Militante infatigable, elle fit des centaines de conférences en France, en Angleterre, en Belgique et en Hollande.

Suivie par les services de police, Louise Michel subit plus d'une fois la répression. En voici quelques exemples :

9 janvier 1882: Quinze jours de prison pour outrage aux agents lors de la manifestation anniversaire de la mort de Blanqui.

23 juin 1883: Six années de réclusion pour avoir encouragé le pillage de plusieurs boulangeries lors d’une manifestation de chômeurs. Elle sera libérée le 14 janvier 1886 suite à l’intervention de Clemenceau.

12 août 1886: Quatre mois de prison pour incitation au meurtre. Elle avait parlé en faveur des mineurs de Decazeville en grève jugés responsables de la mort de l'ingénieur Watrin. Elle sera libérée en novembre.

30 avril 1890: Arrêtée, libérée au début de juin à la suite de deux ordonnances de non-lieu.

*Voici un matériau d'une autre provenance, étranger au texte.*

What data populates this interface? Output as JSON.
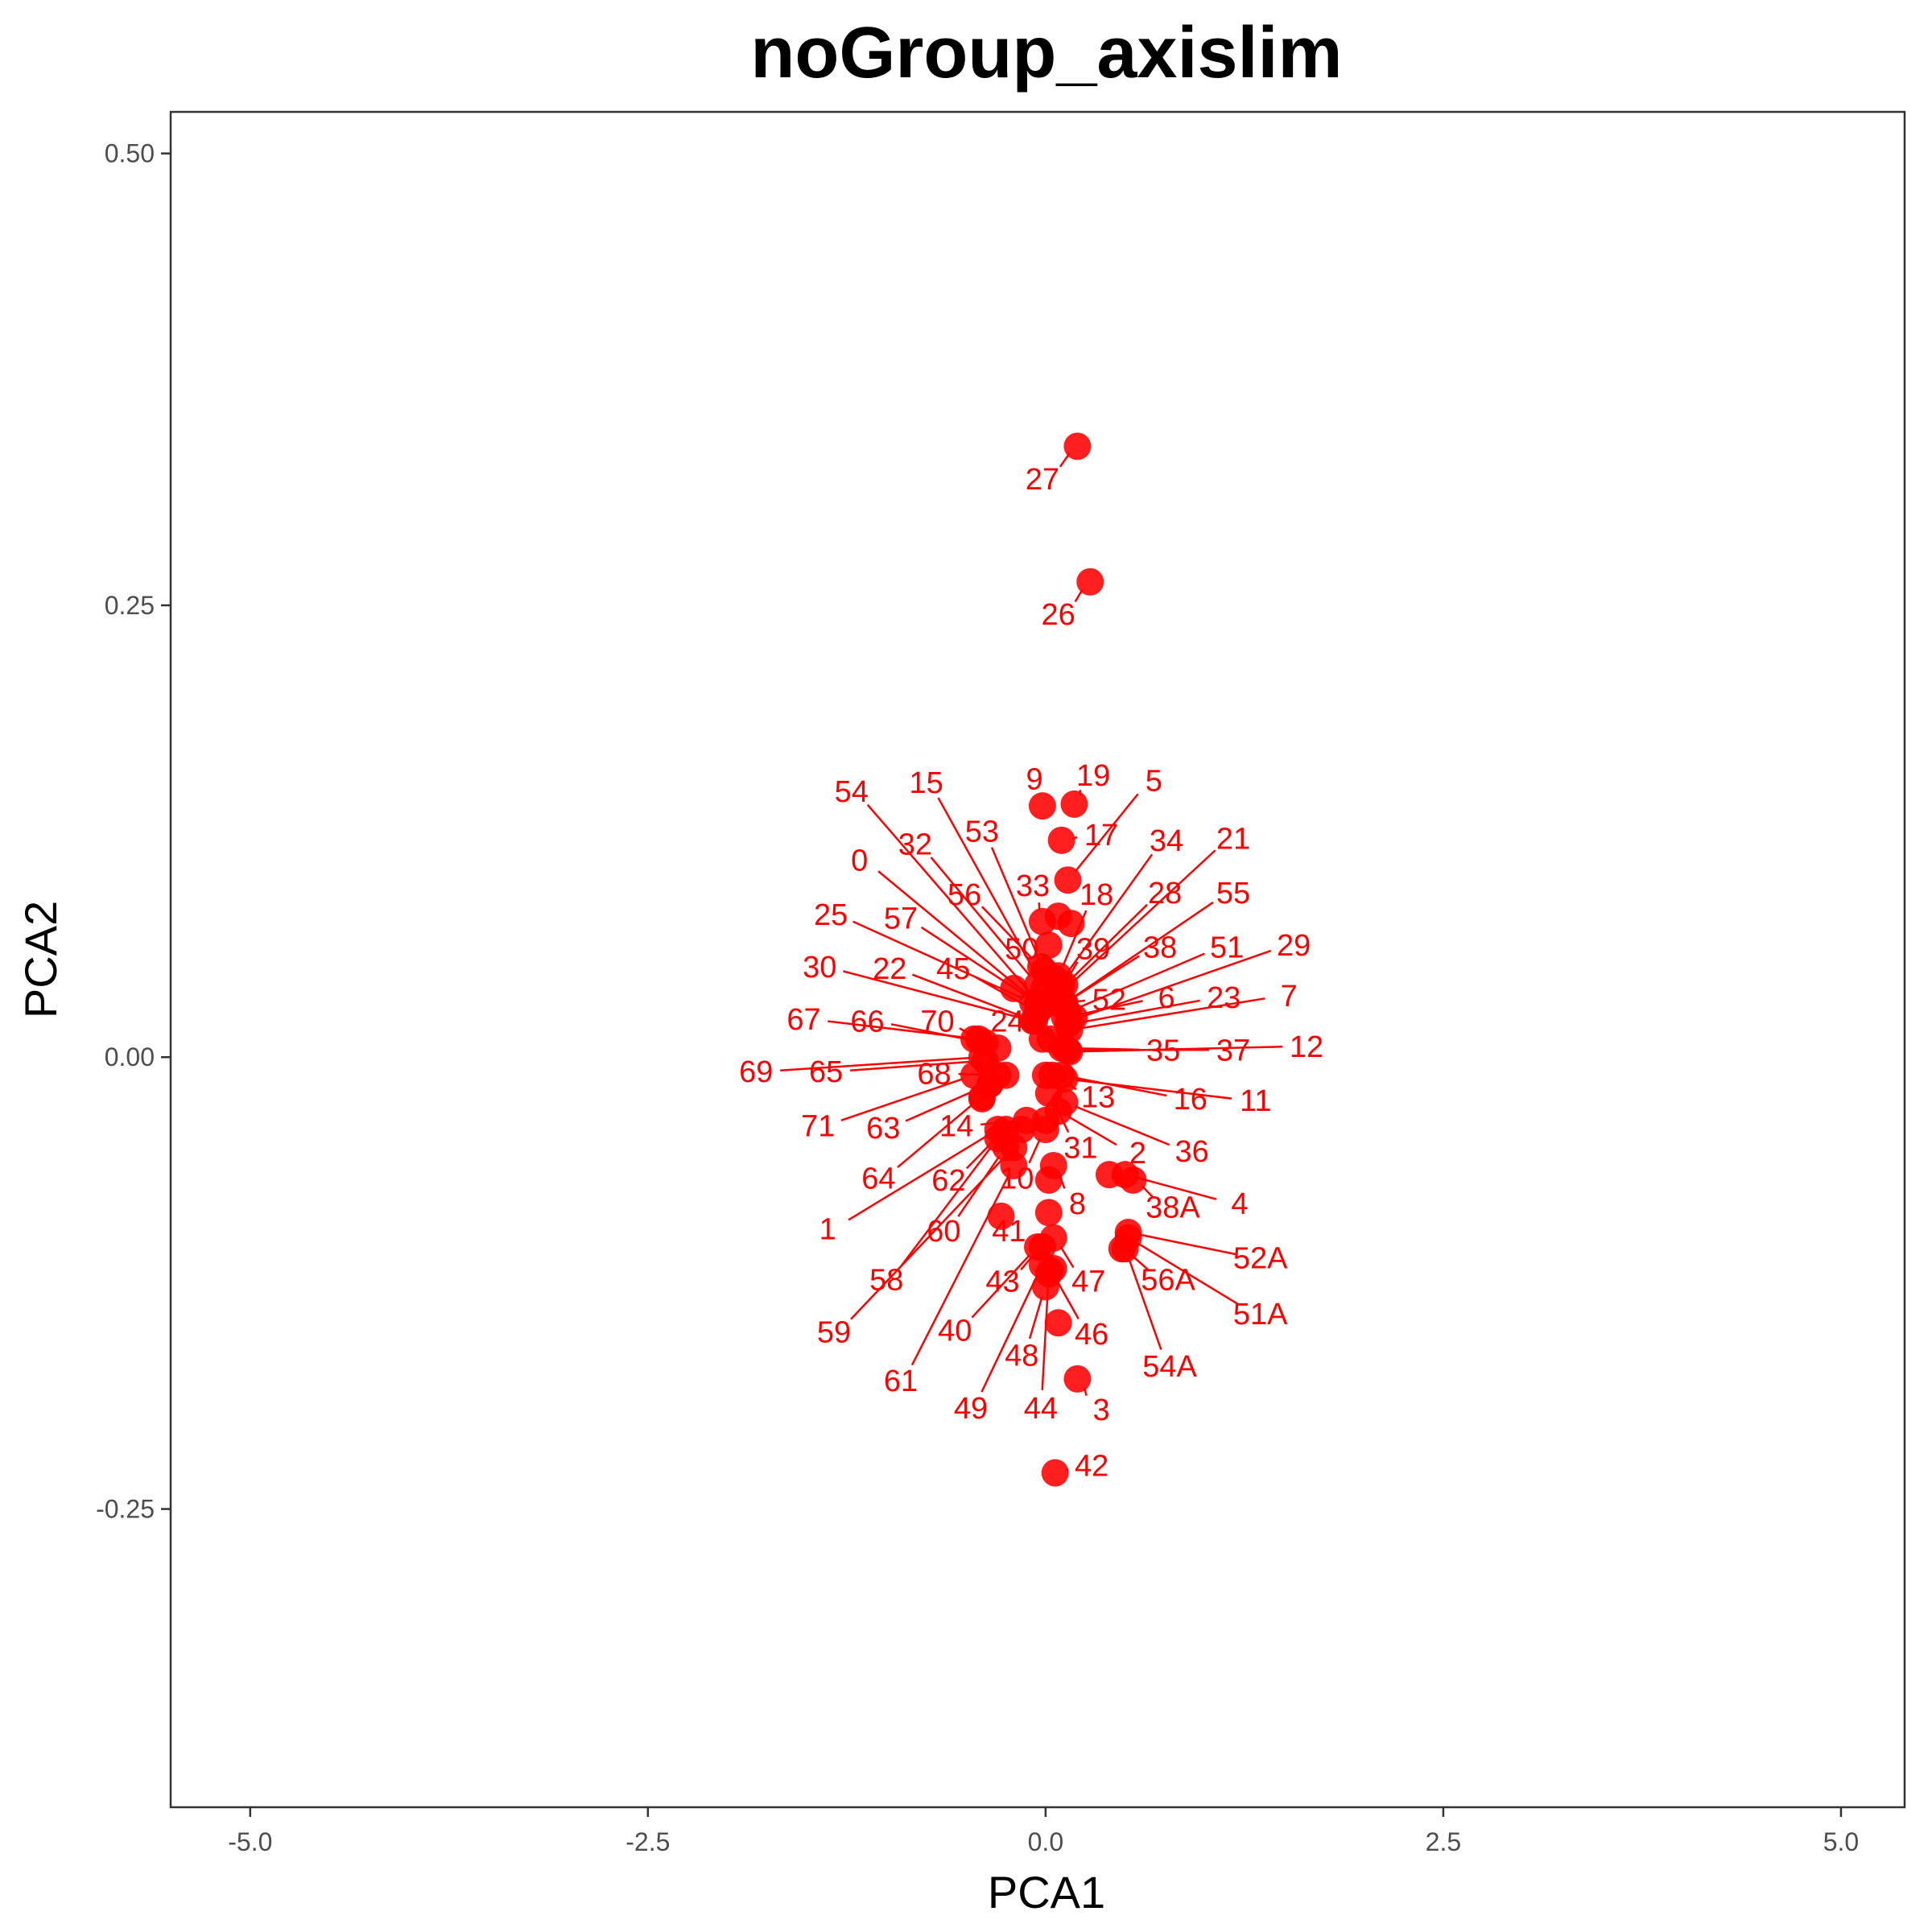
{
  "chart_data": {
    "type": "scatter",
    "title": "noGroup_axislim",
    "xlabel": "PCA1",
    "ylabel": "PCA2",
    "xlim": [
      -5.5,
      5.4
    ],
    "ylim": [
      -0.415,
      0.523
    ],
    "xticks": [
      -5.0,
      -2.5,
      0.0,
      2.5,
      5.0
    ],
    "xtick_labels": [
      "-5.0",
      "-2.5",
      "0.0",
      "2.5",
      "5.0"
    ],
    "yticks": [
      -0.25,
      0.0,
      0.25,
      0.5
    ],
    "ytick_labels": [
      "-0.25",
      "0.00",
      "0.25",
      "0.50"
    ],
    "grid": false,
    "legend": "none",
    "point_color": "#ff0000",
    "series": [
      {
        "points": [
          {
            "label": "27",
            "x": 0.2,
            "y": 0.338,
            "lx": -0.02,
            "ly": 0.32
          },
          {
            "label": "26",
            "x": 0.28,
            "y": 0.263,
            "lx": 0.08,
            "ly": 0.245
          },
          {
            "label": "9",
            "x": -0.02,
            "y": 0.139,
            "lx": -0.07,
            "ly": 0.154
          },
          {
            "label": "19",
            "x": 0.18,
            "y": 0.14,
            "lx": 0.3,
            "ly": 0.156
          },
          {
            "label": "5",
            "x": 0.14,
            "y": 0.098,
            "lx": 0.68,
            "ly": 0.153
          },
          {
            "label": "17",
            "x": 0.1,
            "y": 0.12,
            "lx": 0.35,
            "ly": 0.123
          },
          {
            "label": "54",
            "x": -0.02,
            "y": 0.028,
            "lx": -1.22,
            "ly": 0.147
          },
          {
            "label": "15",
            "x": -0.01,
            "y": 0.038,
            "lx": -0.75,
            "ly": 0.152
          },
          {
            "label": "53",
            "x": -0.01,
            "y": 0.048,
            "lx": -0.4,
            "ly": 0.125
          },
          {
            "label": "32",
            "x": -0.05,
            "y": 0.04,
            "lx": -0.82,
            "ly": 0.118
          },
          {
            "label": "34",
            "x": 0.08,
            "y": 0.04,
            "lx": 0.76,
            "ly": 0.12
          },
          {
            "label": "21",
            "x": 0.09,
            "y": 0.035,
            "lx": 1.18,
            "ly": 0.121
          },
          {
            "label": "0",
            "x": -0.05,
            "y": 0.03,
            "lx": -1.17,
            "ly": 0.109
          },
          {
            "label": "33",
            "x": -0.02,
            "y": 0.075,
            "lx": -0.08,
            "ly": 0.095
          },
          {
            "label": "56",
            "x": -0.03,
            "y": 0.05,
            "lx": -0.51,
            "ly": 0.09
          },
          {
            "label": "18",
            "x": 0.08,
            "y": 0.045,
            "lx": 0.32,
            "ly": 0.09
          },
          {
            "label": "28",
            "x": 0.12,
            "y": 0.04,
            "lx": 0.75,
            "ly": 0.091
          },
          {
            "label": "55",
            "x": 0.12,
            "y": 0.03,
            "lx": 1.18,
            "ly": 0.091
          },
          {
            "label": "25",
            "x": -0.08,
            "y": 0.03,
            "lx": -1.35,
            "ly": 0.079
          },
          {
            "label": "57",
            "x": -0.05,
            "y": 0.03,
            "lx": -0.91,
            "ly": 0.077
          },
          {
            "label": "50",
            "x": 0.02,
            "y": 0.062,
            "lx": -0.15,
            "ly": 0.06
          },
          {
            "label": "39",
            "x": 0.1,
            "y": 0.04,
            "lx": 0.3,
            "ly": 0.06
          },
          {
            "label": "38",
            "x": 0.12,
            "y": 0.03,
            "lx": 0.72,
            "ly": 0.061
          },
          {
            "label": "51",
            "x": 0.14,
            "y": 0.025,
            "lx": 1.14,
            "ly": 0.061
          },
          {
            "label": "29",
            "x": 0.15,
            "y": 0.02,
            "lx": 1.56,
            "ly": 0.062
          },
          {
            "label": "30",
            "x": -0.08,
            "y": 0.02,
            "lx": -1.42,
            "ly": 0.05
          },
          {
            "label": "22",
            "x": -0.07,
            "y": 0.02,
            "lx": -0.98,
            "ly": 0.049
          },
          {
            "label": "45",
            "x": -0.05,
            "y": 0.025,
            "lx": -0.58,
            "ly": 0.049
          },
          {
            "label": "52",
            "x": 0.08,
            "y": 0.03,
            "lx": 0.4,
            "ly": 0.032
          },
          {
            "label": "6",
            "x": 0.12,
            "y": 0.022,
            "lx": 0.76,
            "ly": 0.033
          },
          {
            "label": "23",
            "x": 0.14,
            "y": 0.018,
            "lx": 1.12,
            "ly": 0.033
          },
          {
            "label": "7",
            "x": 0.15,
            "y": 0.015,
            "lx": 1.53,
            "ly": 0.034
          },
          {
            "label": "67",
            "x": -0.42,
            "y": 0.01,
            "lx": -1.52,
            "ly": 0.021
          },
          {
            "label": "66",
            "x": -0.38,
            "y": 0.008,
            "lx": -1.12,
            "ly": 0.02
          },
          {
            "label": "70",
            "x": -0.3,
            "y": 0.005,
            "lx": -0.68,
            "ly": 0.02
          },
          {
            "label": "24",
            "x": -0.02,
            "y": 0.01,
            "lx": -0.24,
            "ly": 0.02
          },
          {
            "label": "35",
            "x": 0.12,
            "y": 0.005,
            "lx": 0.74,
            "ly": 0.004
          },
          {
            "label": "37",
            "x": 0.14,
            "y": 0.004,
            "lx": 1.18,
            "ly": 0.004
          },
          {
            "label": "12",
            "x": 0.15,
            "y": 0.003,
            "lx": 1.64,
            "ly": 0.006
          },
          {
            "label": "69",
            "x": -0.4,
            "y": 0.0,
            "lx": -1.82,
            "ly": -0.008
          },
          {
            "label": "65",
            "x": -0.38,
            "y": -0.002,
            "lx": -1.38,
            "ly": -0.008
          },
          {
            "label": "68",
            "x": -0.3,
            "y": -0.01,
            "lx": -0.7,
            "ly": -0.009
          },
          {
            "label": "13",
            "x": 0.04,
            "y": -0.01,
            "lx": 0.33,
            "ly": -0.022
          },
          {
            "label": "16",
            "x": 0.1,
            "y": -0.01,
            "lx": 0.91,
            "ly": -0.023
          },
          {
            "label": "11",
            "x": 0.12,
            "y": -0.012,
            "lx": 1.32,
            "ly": -0.024
          },
          {
            "label": "71",
            "x": -0.45,
            "y": -0.01,
            "lx": -1.43,
            "ly": -0.038
          },
          {
            "label": "63",
            "x": -0.35,
            "y": -0.015,
            "lx": -1.02,
            "ly": -0.039
          },
          {
            "label": "14",
            "x": -0.12,
            "y": -0.035,
            "lx": -0.56,
            "ly": -0.038
          },
          {
            "label": "31",
            "x": 0.02,
            "y": -0.02,
            "lx": 0.22,
            "ly": -0.05
          },
          {
            "label": "2",
            "x": 0.08,
            "y": -0.03,
            "lx": 0.58,
            "ly": -0.053
          },
          {
            "label": "36",
            "x": 0.12,
            "y": -0.025,
            "lx": 0.92,
            "ly": -0.052
          },
          {
            "label": "64",
            "x": -0.4,
            "y": -0.022,
            "lx": -1.05,
            "ly": -0.067
          },
          {
            "label": "62",
            "x": -0.25,
            "y": -0.04,
            "lx": -0.61,
            "ly": -0.068
          },
          {
            "label": "10",
            "x": 0.0,
            "y": -0.04,
            "lx": -0.18,
            "ly": -0.067
          },
          {
            "label": "8",
            "x": 0.05,
            "y": -0.06,
            "lx": 0.2,
            "ly": -0.081
          },
          {
            "label": "38A",
            "x": 0.55,
            "y": -0.068,
            "lx": 0.8,
            "ly": -0.083
          },
          {
            "label": "4",
            "x": 0.5,
            "y": -0.065,
            "lx": 1.22,
            "ly": -0.081
          },
          {
            "label": "1",
            "x": -0.3,
            "y": -0.04,
            "lx": -1.37,
            "ly": -0.095
          },
          {
            "label": "60",
            "x": -0.25,
            "y": -0.05,
            "lx": -0.64,
            "ly": -0.096
          },
          {
            "label": "41",
            "x": -0.28,
            "y": -0.088,
            "lx": -0.23,
            "ly": -0.096
          },
          {
            "label": "52A",
            "x": 0.52,
            "y": -0.097,
            "lx": 1.35,
            "ly": -0.111
          },
          {
            "label": "58",
            "x": -0.3,
            "y": -0.045,
            "lx": -1.0,
            "ly": -0.123
          },
          {
            "label": "43",
            "x": -0.02,
            "y": -0.105,
            "lx": -0.27,
            "ly": -0.124
          },
          {
            "label": "47",
            "x": 0.05,
            "y": -0.1,
            "lx": 0.27,
            "ly": -0.124
          },
          {
            "label": "56A",
            "x": 0.48,
            "y": -0.106,
            "lx": 0.77,
            "ly": -0.123
          },
          {
            "label": "51A",
            "x": 0.52,
            "y": -0.1,
            "lx": 1.35,
            "ly": -0.142
          },
          {
            "label": "59",
            "x": -0.2,
            "y": -0.05,
            "lx": -1.33,
            "ly": -0.152
          },
          {
            "label": "40",
            "x": -0.05,
            "y": -0.105,
            "lx": -0.57,
            "ly": -0.151
          },
          {
            "label": "46",
            "x": 0.03,
            "y": -0.118,
            "lx": 0.29,
            "ly": -0.153
          },
          {
            "label": "48",
            "x": 0.0,
            "y": -0.127,
            "lx": -0.15,
            "ly": -0.165
          },
          {
            "label": "54A",
            "x": 0.5,
            "y": -0.106,
            "lx": 0.78,
            "ly": -0.171
          },
          {
            "label": "61",
            "x": -0.2,
            "y": -0.06,
            "lx": -0.91,
            "ly": -0.179
          },
          {
            "label": "49",
            "x": -0.02,
            "y": -0.115,
            "lx": -0.47,
            "ly": -0.194
          },
          {
            "label": "44",
            "x": 0.02,
            "y": -0.12,
            "lx": -0.03,
            "ly": -0.194
          },
          {
            "label": "3",
            "x": 0.2,
            "y": -0.178,
            "lx": 0.35,
            "ly": -0.195
          },
          {
            "label": "42",
            "x": 0.06,
            "y": -0.23,
            "lx": 0.29,
            "ly": -0.226
          }
        ],
        "extra_points": [
          {
            "x": 0.08,
            "y": 0.078
          },
          {
            "x": 0.16,
            "y": 0.074
          },
          {
            "x": -0.2,
            "y": 0.038
          },
          {
            "x": 0.05,
            "y": 0.044
          },
          {
            "x": 0.18,
            "y": 0.022
          },
          {
            "x": -0.45,
            "y": 0.01
          },
          {
            "x": -0.35,
            "y": -0.015
          },
          {
            "x": -0.4,
            "y": -0.023
          },
          {
            "x": -0.25,
            "y": -0.01
          },
          {
            "x": 0.1,
            "y": 0.005
          },
          {
            "x": 0.0,
            "y": -0.035
          },
          {
            "x": 0.02,
            "y": -0.068
          },
          {
            "x": 0.02,
            "y": -0.086
          },
          {
            "x": 0.4,
            "y": -0.065
          },
          {
            "x": 0.05,
            "y": -0.117
          },
          {
            "x": 0.08,
            "y": -0.147
          },
          {
            "x": -0.15,
            "y": -0.04
          },
          {
            "x": 0.03,
            "y": 0.01
          },
          {
            "x": 0.0,
            "y": -0.01
          }
        ]
      }
    ]
  }
}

Ce qui frappe dans le caractère de Louise Michel, c’est son courage. Une preuve de son courage sont les paroles qu'elle adresse au président du 6e conseil de guerre, le 16 décembre 1871 :

" J'appartiens toute entière à la Révolution sociale [...] Ce que je réclame de vous qui vous affirmez Conseil de guerre, qui vous donnez comme mes juges, qui ne vous cachez pas comme la Commission des grâces [...] c'est le champ de Satory, où sont déjà tombés nos frères. Il faut me retrancher de la société; on vous dit de le faire; eh bien ! le commissaire de la République a raison. Puisqu'il semble que tout coeur qui bat pour la liberté n'a droit qu'à un peu de plomb, j'en réclame ma part, moi ! Si vous me laissez vivre, je ne cesserai de crier vengeance, et je dénoncerai à la vengeance de mes frères les assassins de la Commission des grâces ".

Louise Michel meurt à Marseille le 10 janvier 1905, au cours d'une tournée de conférences.

Son cercueil est transporté à Paris. Le 21 janvier 1905, une foule immense accompagne le corps de Louise Michel de la gare de Lyon au cimetière de Levallois. Elle est enterrée dans le caveau de sa mère. De nombreux orateurs y prennent parole et, parmi eux, le Vénérable de la Loge « la Fraternité Universelle » où elle avait été initiée quelques mois auparavant. Des emblèmes maçonniques sont déposés sur le cercueil.

En 1946, les restes de Louise Michel sont exhumés et ensevelis, dans le même cimetière, au rond-point des Victimes du devoir. Sur sa tombe on peut lire l’inscription: « Salut au réveil du peuple et à ceux qui, en tombant, on ouvert si grandes les portes de l’avenir ».